Vingt-cinq ans après, "Bad" peut-il décoiffer les charts ?
Cinquième album le plus vendu de tous les temps, le disque de Michael Jackson, initialement sorti en 1987, a été réédité lundi, enrichi d'inédits et de bonus.
MUSIQUES - Après Thriller 25, sorti en 2008, l'album Bad, deuxième plus gros succès de Michael Jackson, est à son tour ressorti dans les bacs, lundi 17 septembre, à l'occasion de son 25e anniversaire. Enrichie d'une poignée de bonus, d'inédits et de la vidéo d'un concert de 1998 à Londres, cette réédition alimentera la gloutonnerie des Jacksonmaniaques, dont la flamme a été ravivée par la disparition du roi de la pop, le 25 juin 2009.
Avec ses quelque 40 millions d'exemplaires vendus depuis sa parution et son savant mélange de pop, de r'n'b et de rock, Bad apparaît comme l'emblème d'un âge d'or de l'industrie du disque, business autrement plus florissant à l'aube des années 1990. Mais en vingt-cinq ans, le paysage musical a bien changé. Bad peut-il faire son trou à l'âge du numérique ? FTVi revient sur l'environnement parfois hostile que devra affronter cette parution anachronique.

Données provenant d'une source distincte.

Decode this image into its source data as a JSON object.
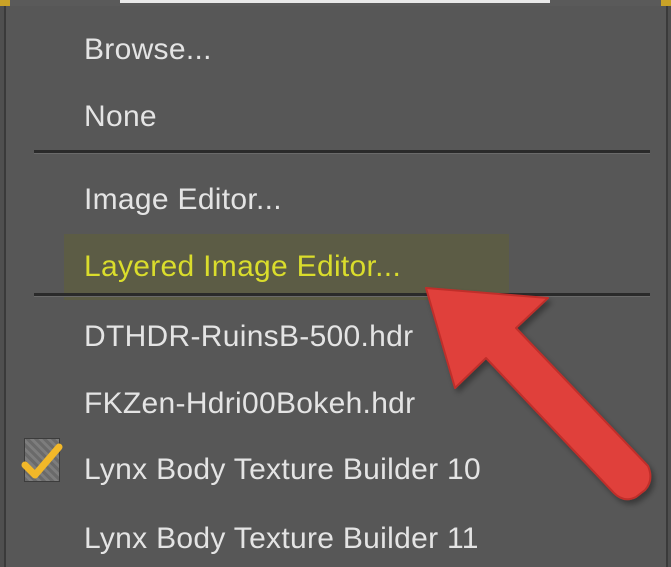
{
  "menu": {
    "items": [
      {
        "label": "Browse..."
      },
      {
        "label": "None"
      },
      {
        "label": "Image Editor..."
      },
      {
        "label": "Layered Image Editor..."
      },
      {
        "label": "DTHDR-RuinsB-500.hdr"
      },
      {
        "label": "FKZen-Hdri00Bokeh.hdr"
      },
      {
        "label": "Lynx Body Texture Builder 10",
        "checked": true
      },
      {
        "label": "Lynx Body Texture Builder 11"
      }
    ],
    "highlighted_item": "Layered Image Editor..."
  },
  "colors": {
    "menu_background": "#575757",
    "text": "#e4e4e4",
    "highlight_text": "#dadd2c",
    "checkmark": "#f2b829",
    "annotation_arrow": "#e0403a"
  },
  "icons": {
    "checkmark": "checkmark-icon",
    "annotation": "red-arrow-icon"
  }
}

OUI. En 2012, les gens préfèrent les vieilleries (et les morts)
C'est un bon point pour cette réédition. Du haut de ses 25 printemps, Bad est vieux. Or, pour la première fois cette année, il s'est vendu aux Etats-Unis, au premier semestre 2012, davantage d'albums anciens que de nouveautés, a rapporté cet été le site Chartsinfrance.net. A l'origine de ce renversement de situation, "la baisse de l'attrait des albums, compensé du côté des titres plus anciens par des baisses de prix conséquentes qui poussent les consommateurs à se les procurer", analyse le site.
Il note par ailleurs que la mort de Whitney Houston, en février 2012, a contribué à doper les ventes de ses œuvres, déconnectées de l'actualité musicale. Car en plus d'aimer les albums cultes et autres tubes fossilisés, le public affectionne les pop stars disparues. Michael Jackson est d'ailleurs l'artiste mort le plus rentable, selon le magazine Forbes (lien en anglais). En 2011, soit deux ans après sa disparition, il avait déjà rapporté 170 millions de dollars.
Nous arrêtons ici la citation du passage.